Concernant l’énergie : l’objectif de la loi de transition énergétique, qui devait ramener la part d’électricité nucléaire à 50% en 2025, a été repoussé à une date non précisée et la fermeture de Fessenheim, la plus vieille centrale nucléaire française, a elle aussi été repoussée sine die. En face du nucléaire, les mesures en faveur des énergies solaires et éoliennes, le plan de rénovation énergétique des bâtiments, restent très modestes.
Sur les énergies fossiles : le Parlement a adopté en 2017 la loi sur la fin des permis d’exploration et de l’exploitation des hydrocarbures d’ici 2040, mais des dérogations ont été accordées depuis aux groupes pétroliers.
Dans la loi agriculture et alimentation votée l’hiver dernier, Nicolas Hulot n’a pas cautionné le fait que l’agriculture productiviste reste au centre de la loi alors qu’il est temps de changer de modèle agricole.

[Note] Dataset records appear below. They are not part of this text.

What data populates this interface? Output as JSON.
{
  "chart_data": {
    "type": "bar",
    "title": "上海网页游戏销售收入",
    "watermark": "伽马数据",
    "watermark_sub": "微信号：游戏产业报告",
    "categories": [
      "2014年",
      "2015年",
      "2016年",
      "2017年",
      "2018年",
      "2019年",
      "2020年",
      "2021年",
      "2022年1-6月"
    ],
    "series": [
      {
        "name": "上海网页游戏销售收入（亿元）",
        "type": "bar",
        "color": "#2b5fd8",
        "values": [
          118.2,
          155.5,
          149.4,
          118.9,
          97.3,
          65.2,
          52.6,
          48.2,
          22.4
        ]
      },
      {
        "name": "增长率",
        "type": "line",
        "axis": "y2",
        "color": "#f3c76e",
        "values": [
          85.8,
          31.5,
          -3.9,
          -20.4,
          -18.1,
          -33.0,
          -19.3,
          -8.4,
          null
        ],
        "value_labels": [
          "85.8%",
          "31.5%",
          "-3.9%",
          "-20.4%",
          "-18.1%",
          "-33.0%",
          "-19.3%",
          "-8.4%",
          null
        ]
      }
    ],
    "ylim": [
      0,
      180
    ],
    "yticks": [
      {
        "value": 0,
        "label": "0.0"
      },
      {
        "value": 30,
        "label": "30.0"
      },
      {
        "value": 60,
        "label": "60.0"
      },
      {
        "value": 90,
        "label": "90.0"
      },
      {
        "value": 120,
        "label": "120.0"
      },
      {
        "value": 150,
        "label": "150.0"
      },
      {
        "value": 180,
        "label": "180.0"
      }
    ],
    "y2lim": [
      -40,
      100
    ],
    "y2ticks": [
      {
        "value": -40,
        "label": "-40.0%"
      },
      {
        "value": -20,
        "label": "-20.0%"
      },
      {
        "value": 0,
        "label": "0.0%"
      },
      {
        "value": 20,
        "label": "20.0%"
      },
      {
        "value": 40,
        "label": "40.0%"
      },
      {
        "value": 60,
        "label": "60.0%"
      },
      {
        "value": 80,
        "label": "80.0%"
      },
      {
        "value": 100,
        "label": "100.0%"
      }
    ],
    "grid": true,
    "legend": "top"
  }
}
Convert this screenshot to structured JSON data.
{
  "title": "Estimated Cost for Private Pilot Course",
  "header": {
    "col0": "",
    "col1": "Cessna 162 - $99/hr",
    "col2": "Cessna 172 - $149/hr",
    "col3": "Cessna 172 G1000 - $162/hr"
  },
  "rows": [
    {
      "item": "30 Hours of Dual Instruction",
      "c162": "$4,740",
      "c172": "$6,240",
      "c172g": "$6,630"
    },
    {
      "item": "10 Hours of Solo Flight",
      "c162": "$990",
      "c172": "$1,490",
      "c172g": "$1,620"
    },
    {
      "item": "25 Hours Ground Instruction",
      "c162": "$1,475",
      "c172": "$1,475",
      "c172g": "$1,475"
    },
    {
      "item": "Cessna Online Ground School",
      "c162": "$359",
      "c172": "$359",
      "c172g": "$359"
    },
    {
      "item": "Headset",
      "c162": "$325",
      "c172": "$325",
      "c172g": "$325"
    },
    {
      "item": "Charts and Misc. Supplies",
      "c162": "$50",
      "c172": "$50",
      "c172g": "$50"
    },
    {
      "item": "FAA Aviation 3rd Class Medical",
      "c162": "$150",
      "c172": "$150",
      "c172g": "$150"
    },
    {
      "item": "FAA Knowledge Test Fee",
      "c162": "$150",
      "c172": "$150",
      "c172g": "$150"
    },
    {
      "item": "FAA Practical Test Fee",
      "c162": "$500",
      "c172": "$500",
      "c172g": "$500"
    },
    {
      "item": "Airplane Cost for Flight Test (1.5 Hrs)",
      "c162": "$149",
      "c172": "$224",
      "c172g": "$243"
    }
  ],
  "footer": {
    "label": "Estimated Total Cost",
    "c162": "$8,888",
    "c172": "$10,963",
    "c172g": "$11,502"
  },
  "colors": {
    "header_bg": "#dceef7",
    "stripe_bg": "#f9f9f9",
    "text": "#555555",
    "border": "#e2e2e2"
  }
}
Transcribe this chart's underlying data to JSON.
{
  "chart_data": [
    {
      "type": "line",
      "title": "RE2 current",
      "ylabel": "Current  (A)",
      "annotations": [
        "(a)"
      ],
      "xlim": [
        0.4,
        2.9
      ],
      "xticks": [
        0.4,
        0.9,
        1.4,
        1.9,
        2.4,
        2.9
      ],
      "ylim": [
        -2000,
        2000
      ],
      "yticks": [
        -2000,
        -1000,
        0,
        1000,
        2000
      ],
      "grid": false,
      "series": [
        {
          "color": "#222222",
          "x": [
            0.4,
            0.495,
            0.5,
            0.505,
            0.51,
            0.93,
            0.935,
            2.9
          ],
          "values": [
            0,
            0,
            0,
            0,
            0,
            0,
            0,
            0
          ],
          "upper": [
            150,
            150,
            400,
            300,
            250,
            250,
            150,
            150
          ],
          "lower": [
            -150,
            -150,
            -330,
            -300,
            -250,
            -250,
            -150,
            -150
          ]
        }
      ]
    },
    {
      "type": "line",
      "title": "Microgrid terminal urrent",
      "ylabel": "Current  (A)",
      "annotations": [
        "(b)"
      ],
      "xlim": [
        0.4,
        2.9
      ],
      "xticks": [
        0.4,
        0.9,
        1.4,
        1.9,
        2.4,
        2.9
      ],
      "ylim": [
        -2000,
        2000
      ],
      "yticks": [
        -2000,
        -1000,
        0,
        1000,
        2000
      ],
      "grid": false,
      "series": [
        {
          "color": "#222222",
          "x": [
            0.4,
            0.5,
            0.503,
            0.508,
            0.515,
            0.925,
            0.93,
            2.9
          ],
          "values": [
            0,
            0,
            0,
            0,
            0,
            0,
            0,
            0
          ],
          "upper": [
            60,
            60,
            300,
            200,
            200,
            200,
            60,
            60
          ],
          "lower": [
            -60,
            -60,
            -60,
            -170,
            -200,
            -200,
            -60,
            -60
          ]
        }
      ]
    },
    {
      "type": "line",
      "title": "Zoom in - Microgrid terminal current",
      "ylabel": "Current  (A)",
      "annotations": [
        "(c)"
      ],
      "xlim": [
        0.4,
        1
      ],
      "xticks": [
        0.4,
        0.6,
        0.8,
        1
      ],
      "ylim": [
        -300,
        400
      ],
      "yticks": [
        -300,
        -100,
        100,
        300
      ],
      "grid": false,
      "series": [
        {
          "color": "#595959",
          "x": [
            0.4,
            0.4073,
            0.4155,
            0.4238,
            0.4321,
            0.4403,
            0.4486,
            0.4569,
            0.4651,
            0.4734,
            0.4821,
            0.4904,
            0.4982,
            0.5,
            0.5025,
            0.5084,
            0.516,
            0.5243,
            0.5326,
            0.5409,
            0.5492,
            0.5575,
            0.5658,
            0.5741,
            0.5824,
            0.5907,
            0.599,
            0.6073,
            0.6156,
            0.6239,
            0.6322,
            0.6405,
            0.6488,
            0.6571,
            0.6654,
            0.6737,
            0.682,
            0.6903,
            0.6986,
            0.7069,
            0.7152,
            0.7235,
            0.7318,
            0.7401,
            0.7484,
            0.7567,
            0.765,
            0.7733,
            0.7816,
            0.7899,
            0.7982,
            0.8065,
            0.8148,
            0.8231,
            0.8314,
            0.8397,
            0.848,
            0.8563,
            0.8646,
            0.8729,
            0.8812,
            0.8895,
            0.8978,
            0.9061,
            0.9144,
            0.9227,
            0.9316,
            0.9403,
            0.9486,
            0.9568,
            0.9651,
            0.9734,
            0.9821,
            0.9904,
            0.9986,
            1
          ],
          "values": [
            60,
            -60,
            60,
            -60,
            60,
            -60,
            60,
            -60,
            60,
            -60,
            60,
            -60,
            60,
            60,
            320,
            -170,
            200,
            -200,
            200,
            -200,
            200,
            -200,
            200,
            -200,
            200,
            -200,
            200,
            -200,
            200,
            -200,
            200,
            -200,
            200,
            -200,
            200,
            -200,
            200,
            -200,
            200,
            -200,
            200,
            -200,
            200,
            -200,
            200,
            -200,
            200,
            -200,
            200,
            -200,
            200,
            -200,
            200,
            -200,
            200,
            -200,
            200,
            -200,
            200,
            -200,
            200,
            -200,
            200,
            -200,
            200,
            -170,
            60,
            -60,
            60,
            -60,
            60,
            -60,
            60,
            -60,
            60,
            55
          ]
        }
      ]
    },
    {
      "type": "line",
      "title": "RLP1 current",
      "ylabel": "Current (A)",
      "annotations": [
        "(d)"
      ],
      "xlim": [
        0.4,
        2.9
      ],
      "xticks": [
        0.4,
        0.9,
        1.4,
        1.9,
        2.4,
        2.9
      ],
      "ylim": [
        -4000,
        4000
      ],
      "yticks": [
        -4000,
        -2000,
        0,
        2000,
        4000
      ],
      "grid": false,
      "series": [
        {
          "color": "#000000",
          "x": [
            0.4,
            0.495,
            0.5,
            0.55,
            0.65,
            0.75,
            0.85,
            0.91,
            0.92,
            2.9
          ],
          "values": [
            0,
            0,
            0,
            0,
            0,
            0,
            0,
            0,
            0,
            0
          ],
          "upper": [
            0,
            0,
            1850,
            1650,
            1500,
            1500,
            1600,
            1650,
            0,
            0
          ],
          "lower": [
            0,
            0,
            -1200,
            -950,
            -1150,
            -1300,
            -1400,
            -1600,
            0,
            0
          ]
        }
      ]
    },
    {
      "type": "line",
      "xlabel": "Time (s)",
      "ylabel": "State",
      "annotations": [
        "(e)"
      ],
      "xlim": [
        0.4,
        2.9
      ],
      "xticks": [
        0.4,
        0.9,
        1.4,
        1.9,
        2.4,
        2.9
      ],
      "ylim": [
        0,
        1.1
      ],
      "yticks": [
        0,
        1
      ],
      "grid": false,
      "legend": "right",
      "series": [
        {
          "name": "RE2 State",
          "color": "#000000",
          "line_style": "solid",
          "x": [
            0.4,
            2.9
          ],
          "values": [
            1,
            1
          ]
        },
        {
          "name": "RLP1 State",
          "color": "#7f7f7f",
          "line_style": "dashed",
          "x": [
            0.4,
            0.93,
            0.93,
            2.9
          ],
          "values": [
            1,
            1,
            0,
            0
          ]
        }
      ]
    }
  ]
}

Et concernant l’accord de libre-échange CETA, entre l’Europe et le Canada, auquel Nicolas Hulot s’est opposé, il entrera en vigueur le 21 septembre sans modification.
« Droit dans ses bottes »
Pour Nicolas Hulot, il n’est simplement plus possible d’assumer ces échecs : « je ne veux plus me mentir (…) on s’évertue à entretenir un modèle économique cause de tous ces désordres climatiques (…) sur un enjeu aussi important, je me surprends tous les jours à me résigner, à m’accommoder des petits pas, alors que la situation universelle, au moment où la planète devient une étuve, mérite qu’on se retrouve et qu’on change d’échelle (…) je me suis surpris à abaisser mon seuil d’exigence et je me suis dit c’est le moment de partir ».
Après 15 mois de travail au sein du gouvernement d’Emmanuel Macron, Nicolas Hulot, qui ne veut plus servir d’alibi écologiste, a préféré démissionner. C’est donc avec un certain panache, qui ne saurait nuire à l’image populaire d’un homme engagé et « droit dans ses bottes », que Nicolas Hulot a quitté son poste de ministre.
Pour les ONG WWF et France Nature Environnement, si cette démission est une mauvaise nouvelle, elle doit aussi être un appel pour une prise de conscience et un changement structurel profond.
Les associations de défense de l’environnement perdent un relais au sein de l’exécutif.